Both named and anonymous call are optimized for calls where the number of arguments is known at compile time. Unknown argument calls are a pathological case of anonymous call; this case will be ignored in the main discussion. The difference between named and anonymous calls is in the argument count dispatching mechanism.
Named call allows an arbitrary number of entry points, with start PCs at arbitrary locations in the code vector. The link-table mechanism described below allows named calls to jump directly to the actual entry point without any run-time argument count or type checking checking.
Anonymous call has a fixed number of entry points, with start PCs at fixed locations in the code vector. This allows calls to be made without knowing what function is being called, but has more run-time overhead. The object called must be checked to be a valid function-entry object. The entry PC must be computed from the function entry, and argument count checking must be done if there are more than three required or optional arguments.
Argument passing in full call is conceptually similar to local call, but the caller can't allocate the entire frame for the callee, since it doesn't know how much stack is needed. Instead we allocate the frame in two parts. The caller only allocates the beginning of the frame, which contains the stack arguments in fixed locations. We leave the first <n> locations unused so that the called function can move register more args onto the stack without having to BLT down any stack arguments.

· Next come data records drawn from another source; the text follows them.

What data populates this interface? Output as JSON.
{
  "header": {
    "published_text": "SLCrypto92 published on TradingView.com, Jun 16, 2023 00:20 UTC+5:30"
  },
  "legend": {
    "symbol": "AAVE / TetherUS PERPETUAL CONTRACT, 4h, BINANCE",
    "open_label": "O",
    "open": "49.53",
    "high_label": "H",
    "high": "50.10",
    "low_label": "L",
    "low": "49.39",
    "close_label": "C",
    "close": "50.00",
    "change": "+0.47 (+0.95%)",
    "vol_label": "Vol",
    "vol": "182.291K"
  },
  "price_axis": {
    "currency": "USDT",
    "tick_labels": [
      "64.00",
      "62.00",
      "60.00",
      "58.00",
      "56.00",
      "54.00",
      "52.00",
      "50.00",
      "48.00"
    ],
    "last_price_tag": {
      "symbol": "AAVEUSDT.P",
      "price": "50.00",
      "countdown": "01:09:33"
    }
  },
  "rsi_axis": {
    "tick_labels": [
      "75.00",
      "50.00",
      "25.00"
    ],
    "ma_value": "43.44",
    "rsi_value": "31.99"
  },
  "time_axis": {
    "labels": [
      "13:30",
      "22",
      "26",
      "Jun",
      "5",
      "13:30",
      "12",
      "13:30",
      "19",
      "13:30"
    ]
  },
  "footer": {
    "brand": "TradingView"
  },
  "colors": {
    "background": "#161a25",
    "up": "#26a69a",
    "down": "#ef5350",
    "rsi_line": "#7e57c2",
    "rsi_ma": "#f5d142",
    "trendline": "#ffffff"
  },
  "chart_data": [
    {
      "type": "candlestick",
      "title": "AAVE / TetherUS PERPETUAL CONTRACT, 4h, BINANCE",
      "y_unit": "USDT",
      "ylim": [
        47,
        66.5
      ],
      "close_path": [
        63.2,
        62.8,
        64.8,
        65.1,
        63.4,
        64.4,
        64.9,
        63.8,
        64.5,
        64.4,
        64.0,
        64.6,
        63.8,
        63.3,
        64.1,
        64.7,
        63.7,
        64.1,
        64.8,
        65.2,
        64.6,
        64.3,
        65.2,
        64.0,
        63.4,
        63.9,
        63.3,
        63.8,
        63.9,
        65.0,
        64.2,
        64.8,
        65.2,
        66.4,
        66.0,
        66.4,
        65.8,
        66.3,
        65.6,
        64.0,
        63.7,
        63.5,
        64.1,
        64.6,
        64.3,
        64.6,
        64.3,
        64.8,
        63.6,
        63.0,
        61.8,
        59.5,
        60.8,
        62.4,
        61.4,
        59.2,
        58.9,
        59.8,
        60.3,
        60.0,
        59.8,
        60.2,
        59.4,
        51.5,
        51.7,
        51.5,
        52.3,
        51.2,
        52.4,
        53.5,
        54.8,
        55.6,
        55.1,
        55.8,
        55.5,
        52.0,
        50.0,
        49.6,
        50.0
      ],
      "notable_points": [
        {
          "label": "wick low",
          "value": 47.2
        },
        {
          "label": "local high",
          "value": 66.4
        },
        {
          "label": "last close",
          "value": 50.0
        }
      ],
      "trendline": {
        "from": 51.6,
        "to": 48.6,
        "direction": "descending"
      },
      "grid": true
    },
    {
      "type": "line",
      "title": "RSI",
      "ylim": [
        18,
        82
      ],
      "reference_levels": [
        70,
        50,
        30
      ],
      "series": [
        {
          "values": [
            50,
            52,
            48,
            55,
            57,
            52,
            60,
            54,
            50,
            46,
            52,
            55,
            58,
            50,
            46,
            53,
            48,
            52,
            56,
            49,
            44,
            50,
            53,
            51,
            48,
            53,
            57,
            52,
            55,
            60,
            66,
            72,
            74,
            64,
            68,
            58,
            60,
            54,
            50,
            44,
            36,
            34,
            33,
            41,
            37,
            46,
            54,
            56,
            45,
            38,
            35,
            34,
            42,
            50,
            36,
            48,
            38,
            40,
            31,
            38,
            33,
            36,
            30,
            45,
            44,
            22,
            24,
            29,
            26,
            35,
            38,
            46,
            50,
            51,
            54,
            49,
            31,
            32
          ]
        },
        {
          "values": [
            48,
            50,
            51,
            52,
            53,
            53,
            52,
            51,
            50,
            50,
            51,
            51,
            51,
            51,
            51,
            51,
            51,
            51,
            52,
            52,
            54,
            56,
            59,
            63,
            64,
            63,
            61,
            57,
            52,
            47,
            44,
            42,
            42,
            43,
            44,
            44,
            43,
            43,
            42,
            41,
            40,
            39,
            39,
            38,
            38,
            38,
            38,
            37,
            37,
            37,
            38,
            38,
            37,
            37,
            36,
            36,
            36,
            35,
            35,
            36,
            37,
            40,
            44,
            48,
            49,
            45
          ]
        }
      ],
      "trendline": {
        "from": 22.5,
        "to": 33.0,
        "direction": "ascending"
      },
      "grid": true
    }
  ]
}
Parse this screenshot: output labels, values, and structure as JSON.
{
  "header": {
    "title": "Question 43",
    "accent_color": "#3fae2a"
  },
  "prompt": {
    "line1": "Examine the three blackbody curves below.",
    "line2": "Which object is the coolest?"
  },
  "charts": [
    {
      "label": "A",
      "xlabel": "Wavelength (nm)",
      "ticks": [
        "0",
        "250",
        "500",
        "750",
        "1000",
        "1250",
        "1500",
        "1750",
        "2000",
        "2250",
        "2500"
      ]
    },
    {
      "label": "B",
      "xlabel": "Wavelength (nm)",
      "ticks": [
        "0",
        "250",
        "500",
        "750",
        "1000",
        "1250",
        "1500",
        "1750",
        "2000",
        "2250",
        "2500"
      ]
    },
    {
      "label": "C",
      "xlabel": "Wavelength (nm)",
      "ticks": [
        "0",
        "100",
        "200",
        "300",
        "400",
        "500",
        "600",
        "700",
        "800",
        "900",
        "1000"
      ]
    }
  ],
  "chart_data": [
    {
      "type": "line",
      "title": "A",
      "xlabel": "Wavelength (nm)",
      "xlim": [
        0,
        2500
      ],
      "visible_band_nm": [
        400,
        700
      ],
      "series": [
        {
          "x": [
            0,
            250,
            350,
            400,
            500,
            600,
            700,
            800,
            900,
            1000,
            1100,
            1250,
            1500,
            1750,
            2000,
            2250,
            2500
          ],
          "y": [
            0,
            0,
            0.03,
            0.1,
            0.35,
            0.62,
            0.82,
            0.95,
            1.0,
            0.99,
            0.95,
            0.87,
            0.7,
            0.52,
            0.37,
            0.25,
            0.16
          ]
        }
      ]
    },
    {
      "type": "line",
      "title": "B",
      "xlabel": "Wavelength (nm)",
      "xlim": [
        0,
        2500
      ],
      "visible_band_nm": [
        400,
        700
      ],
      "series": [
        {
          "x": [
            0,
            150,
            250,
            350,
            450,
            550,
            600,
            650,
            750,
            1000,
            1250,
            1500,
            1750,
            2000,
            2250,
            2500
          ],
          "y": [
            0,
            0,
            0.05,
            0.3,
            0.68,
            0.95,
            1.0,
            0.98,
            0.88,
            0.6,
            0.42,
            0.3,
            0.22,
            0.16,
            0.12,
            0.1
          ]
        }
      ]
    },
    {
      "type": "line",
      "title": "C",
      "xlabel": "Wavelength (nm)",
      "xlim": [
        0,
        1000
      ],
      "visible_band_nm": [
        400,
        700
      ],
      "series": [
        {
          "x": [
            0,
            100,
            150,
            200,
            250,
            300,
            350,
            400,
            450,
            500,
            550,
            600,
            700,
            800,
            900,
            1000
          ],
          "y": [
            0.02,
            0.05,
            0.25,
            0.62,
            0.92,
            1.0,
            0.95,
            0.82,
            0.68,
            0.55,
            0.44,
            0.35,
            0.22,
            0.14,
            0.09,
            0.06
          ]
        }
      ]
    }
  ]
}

The place in the code where a full call jumps in is called an external entry point. The external entry point allocates the rest of the stack frame and then does a local call to the actual entry-point function, fetching the arguments from the standard passing locations. Usually we can do a tail-recursive local call.
There are two main cases where the call from the external entry point cannot be tail-recursive: – It is desirable to use the known-values convention for calling the entry-point function if the entry-point is used in other local calls (perhaps because of recursion). In this case, the called function stores the return values back into the frame allocated by the external entry point and then returns back to it. The external entry point must then return these values using the standard unknown-values convention. – In a more-arg entry point we don't know how many stack arguments there are at the beginning of the frame, so we can't really use the frame allocated by the external entry point at all. Instead we do a local call to the more-arg entry point, passing in a pointer to the first extra value. When the function returns, we deallocate the crap on the stack and then return the values. It is still o.k. to use the known-values return convention from the more-arg entry since the extra arg values are no longer needed by the time the returning function stores the return values back into the external entry point frame.
In full call we must always use the unknown-values convention for return. The first <n> values are passed in the standard argument registers. The Old-Cont register holds the Start of the values block and SP points to the End.
small, fast call (function arg0 ... arg<n>) "nargs" => value small, fast call-named (arg0 ... arg<n>) "nargs" "name" => value Call-Closure calls Function with the specified register arguments, returning the first value as the result. "nargs" is the total number of arguments passed. Only the register arguments actually passed should be specified as operands.
Call-Named is similar, but calls a global function specified at compile time by "name".
small, fast tail-call (function pc arg0 ... arg<n>) "nargs" small, fast tail-call-named (pc arg0 ... arg<n>) "nargs" "name" Similar to the standard call VOPs, but passes PC as the return PC, rather than returning to the call site. These VOPs have no results since they don't return.
small, fast multiple-call (function arg0 ... arg<n>) "nargs" => start end val0 ... val<n> small, fast multiple-call-named (arg0 ... arg<n>) "nargs" "name" => start end val0 ... val<n> These VOPs are similar to the standard call VOPs, but allow any number of values to be received by returning all the value passing registers as results. A specific number of values may be received by using Default-Values.
call-unknown (function count arg0 ... arg<n>) => start end val0 ... val<n> tail-call-unknown (function pc count arg0 ... arg<n>) Call a function with an unknown number of arguments. Used for apply and hairy multiple-value-call.
Function-Entry () "function" => env return-pc old-cont arg* This marks the place where we jump into a component for an external entry point. It represents whatever magic is necessary to do argument count checking and dispatching. The external entry points for each argument count will be successors of the entry-vector block (might be in the same block if only one?)
Function-Entry also represents argument passing by specifying the actual external passing locations as results, thus marking the beginning of their lifetimes. All passing locations actually used by any entry point are specified as Args, including stack arguments. ### Do we really need this? If we do, then we probably also need similar entry markers for local functions. The lifetimes don't really need to be explicitly bounded, since an entry point is effectively "the end of the world."